What do you call a gluten intolerant duck?

Coeliquack

what do you call a person who can't tolerate running out of bread?

Lack-Toast Intolerant

I didn't have any toast this morning, and I'm very angry about it.

I think I might be lack toast intolerant.

What do lactose intolerant people call a collection of meat and cheese?

A shart tootery board

A friend of mine one told me: "If you want a girl to like you, use cheesy pickup lines." That didn't really work for me.

Apparently all the girls I talk to are lactose intolerant.

I was having random bouts of diarrhea...

Couldn't figure out what the hell was causing it.

Then I started keeping track. I realized it was only happening when I would wear those polo shirts with the little alligator stitched on them.

Turns out I'm Lacoste intolerant.

Why didn't the guy date the model with no legs?
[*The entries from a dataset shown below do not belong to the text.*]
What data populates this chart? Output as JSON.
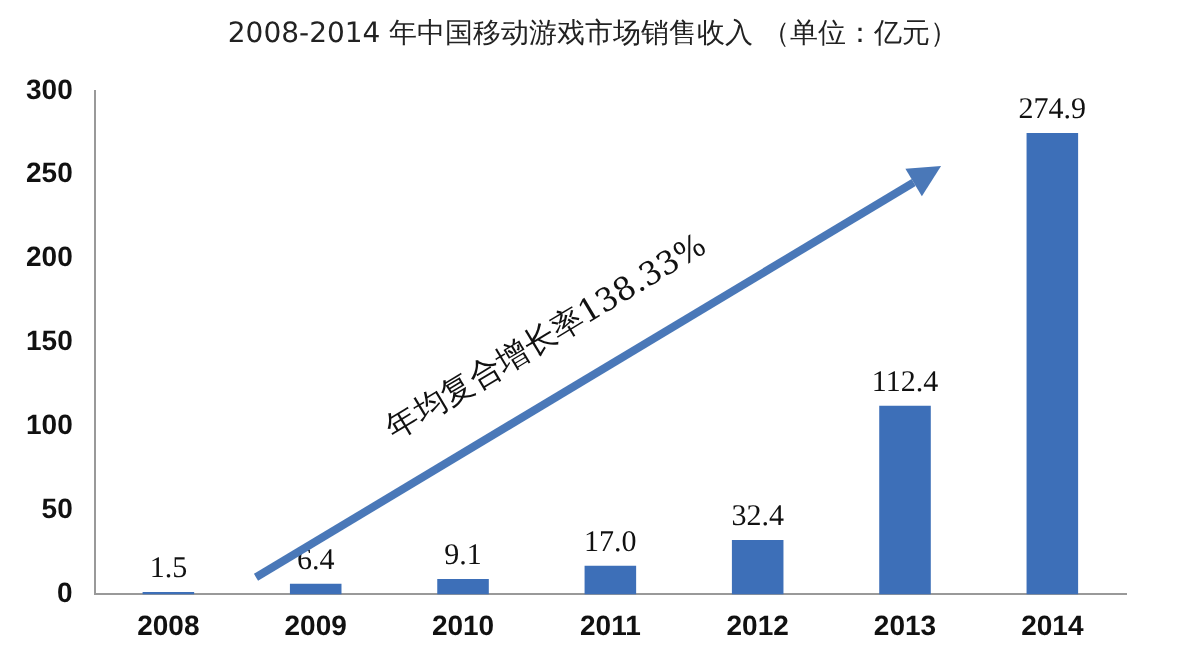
{
  "chart_data": {
    "type": "bar",
    "title": "2008-2014 年中国移动游戏市场销售收入 （单位：亿元）",
    "categories": [
      "2008",
      "2009",
      "2010",
      "2011",
      "2012",
      "2013",
      "2014"
    ],
    "values": [
      1.5,
      6.4,
      9.1,
      17.0,
      32.4,
      112.4,
      274.9
    ],
    "value_labels": [
      "1.5",
      "6.4",
      "9.1",
      "17.0",
      "32.4",
      "112.4",
      "274.9"
    ],
    "color": "#3d6fb8",
    "ylim": [
      0,
      300
    ],
    "yticks": [
      0,
      50,
      100,
      150,
      200,
      250,
      300
    ],
    "grid": false,
    "legend": false,
    "annotations": [
      "年均复合增长率138.33%"
    ]
  }
}
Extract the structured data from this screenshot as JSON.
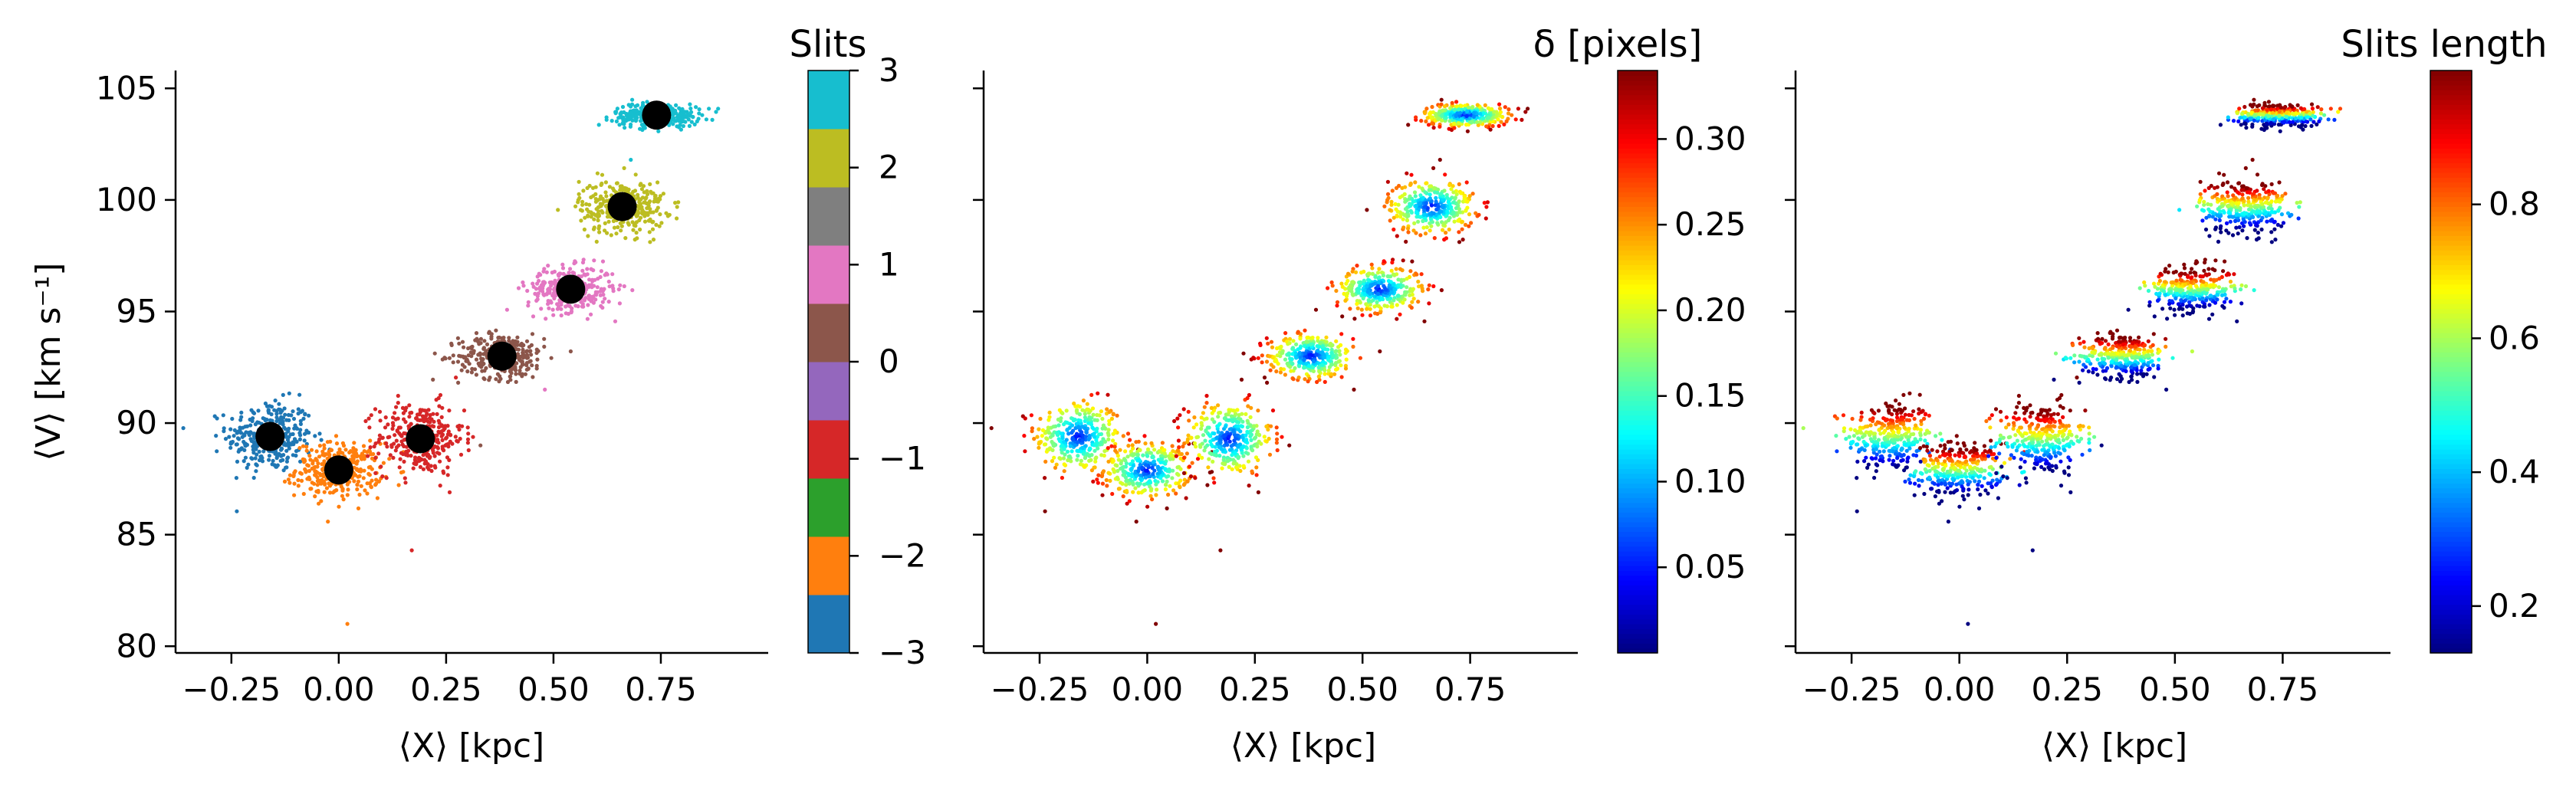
{
  "chart_data": [
    {
      "type": "scatter",
      "xlabel": "⟨X⟩ [kpc]",
      "ylabel": "⟨V⟩ [km s⁻¹]",
      "xlim": [
        -0.38,
        1.0
      ],
      "ylim": [
        79.7,
        105.8
      ],
      "x_ticks": [
        "−0.25",
        "0.00",
        "0.25",
        "0.50",
        "0.75"
      ],
      "y_ticks": [
        "80",
        "85",
        "90",
        "95",
        "100",
        "105"
      ],
      "colorbar": {
        "title": "Slits",
        "type": "discrete",
        "range": [
          -3,
          3
        ],
        "ticks": [
          "3",
          "2",
          "1",
          "0",
          "−1",
          "−2",
          "−3"
        ],
        "colors": [
          "#1f77b4",
          "#ff7f0e",
          "#2ca02c",
          "#d62728",
          "#9467bd",
          "#8c564b",
          "#e377c2",
          "#7f7f7f",
          "#bcbd22",
          "#17becf"
        ]
      },
      "clusters": [
        {
          "x": -0.16,
          "y": 89.4,
          "sx": 0.05,
          "sy": 0.8,
          "color": "#1f77b4"
        },
        {
          "x": 0.0,
          "y": 87.9,
          "sx": 0.05,
          "sy": 0.6,
          "color": "#ff7f0e"
        },
        {
          "x": 0.19,
          "y": 89.3,
          "sx": 0.05,
          "sy": 0.8,
          "color": "#d62728"
        },
        {
          "x": 0.38,
          "y": 93.0,
          "sx": 0.05,
          "sy": 0.5,
          "color": "#8c564b"
        },
        {
          "x": 0.54,
          "y": 96.0,
          "sx": 0.05,
          "sy": 0.5,
          "color": "#e377c2"
        },
        {
          "x": 0.66,
          "y": 99.7,
          "sx": 0.05,
          "sy": 0.6,
          "color": "#bcbd22"
        },
        {
          "x": 0.74,
          "y": 103.8,
          "sx": 0.05,
          "sy": 0.25,
          "color": "#17becf"
        }
      ],
      "means": [
        {
          "x": -0.16,
          "y": 89.4
        },
        {
          "x": 0.0,
          "y": 87.9
        },
        {
          "x": 0.19,
          "y": 89.3
        },
        {
          "x": 0.38,
          "y": 93.0
        },
        {
          "x": 0.54,
          "y": 96.0
        },
        {
          "x": 0.66,
          "y": 99.7
        },
        {
          "x": 0.74,
          "y": 103.8
        }
      ]
    },
    {
      "type": "scatter",
      "xlabel": "⟨X⟩ [kpc]",
      "xlim": [
        -0.38,
        1.0
      ],
      "ylim": [
        79.7,
        105.8
      ],
      "x_ticks": [
        "−0.25",
        "0.00",
        "0.25",
        "0.50",
        "0.75"
      ],
      "colorbar": {
        "title": "δ [pixels]",
        "type": "continuous",
        "colormap": "jet",
        "range": [
          0.0,
          0.34
        ],
        "ticks": [
          0.05,
          0.1,
          0.15,
          0.2,
          0.25,
          0.3
        ],
        "tick_labels": [
          "0.05",
          "0.10",
          "0.15",
          "0.20",
          "0.25",
          "0.30"
        ]
      },
      "color_rule": "center-low"
    },
    {
      "type": "scatter",
      "xlabel": "⟨X⟩ [kpc]",
      "xlim": [
        -0.38,
        1.0
      ],
      "ylim": [
        79.7,
        105.8
      ],
      "x_ticks": [
        "−0.25",
        "0.00",
        "0.25",
        "0.50",
        "0.75"
      ],
      "colorbar": {
        "title": "Slits length",
        "type": "continuous",
        "colormap": "jet",
        "range": [
          0.13,
          1.0
        ],
        "ticks": [
          0.2,
          0.4,
          0.6,
          0.8
        ],
        "tick_labels": [
          "0.2",
          "0.4",
          "0.6",
          "0.8"
        ]
      },
      "color_rule": "top-high"
    }
  ]
}
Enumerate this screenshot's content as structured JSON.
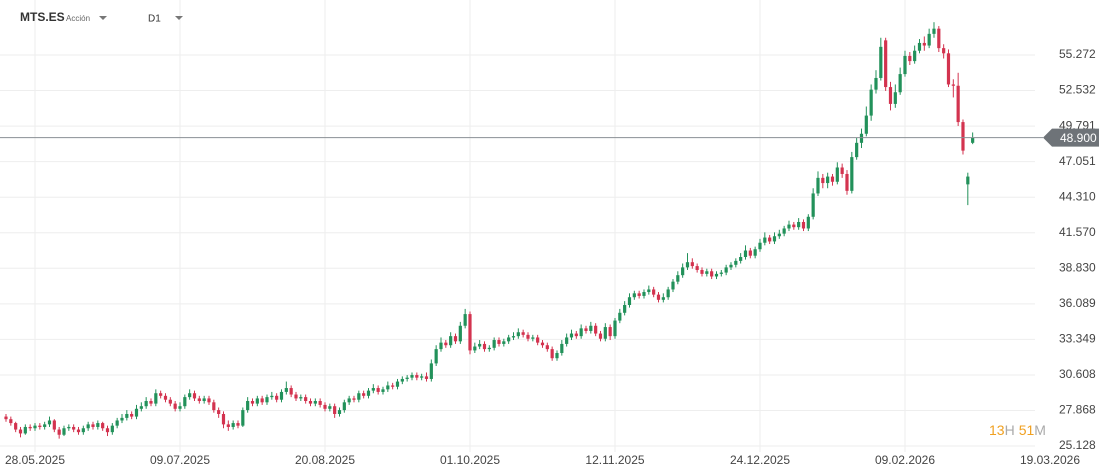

He was lack toes intolerant

What do you have if you're intolerant to cheese?

You have allercheese.

What do you call someone who hates people who are missing toes?

Lactose intolerant

What do you call a klansman with a foot fetish?

Black toes intolerant

Why did the dyslexic refuse to wear a polo shirt?

Because he was Lacoste intolerant.

My girlfriend lost a toe and i dumped her

I'm lack-toes intolerant

I hate guys who've lost part of their foot in an accident

I'm lack-toes intolerant.

My daughter painted her toenails black for winter formal tonight...

I told her "I hope you don't run into anyone who's black-toes intolerant."

Did you hear about the guy that always got angry when he was out of bread for breakfast?

He was lack-toast intolerant.

What do you call someone who denies the truth ?

Factos intolerant.

What do you call someone who hates feet?

Lack toes intolerant

What's a racists favorite type of bread?

Gluten Free, because they are intolerant.

I hate people with no toes.

Some might say I'm lack toes intolerant.

My girlfriend broke up with me when she found out I only have 9 toes.

She was lack toes intolerant.

What do you call a person who gets mad when they don't have bread?

Lack toast intolerant

Just think that there are jokes based on truth that can bring down governments, or jokes which make girl laugh. Many of the intolerant tolerate jokes and puns are jokes supposed to be funny, but some can be offensive. When jokes go too far, are mean or racist, we try to silence them and it will be great if you give us feedback every time when a joke become bullying and inappropriate.

We suggest to use only working intolerant lactoes piadas for adults and blagues for friends. Some of the dirty witze and dark jokes are funny, but use them with caution in real life. Try to remember funny jokes you've never heard to tell your friends and will make you laugh.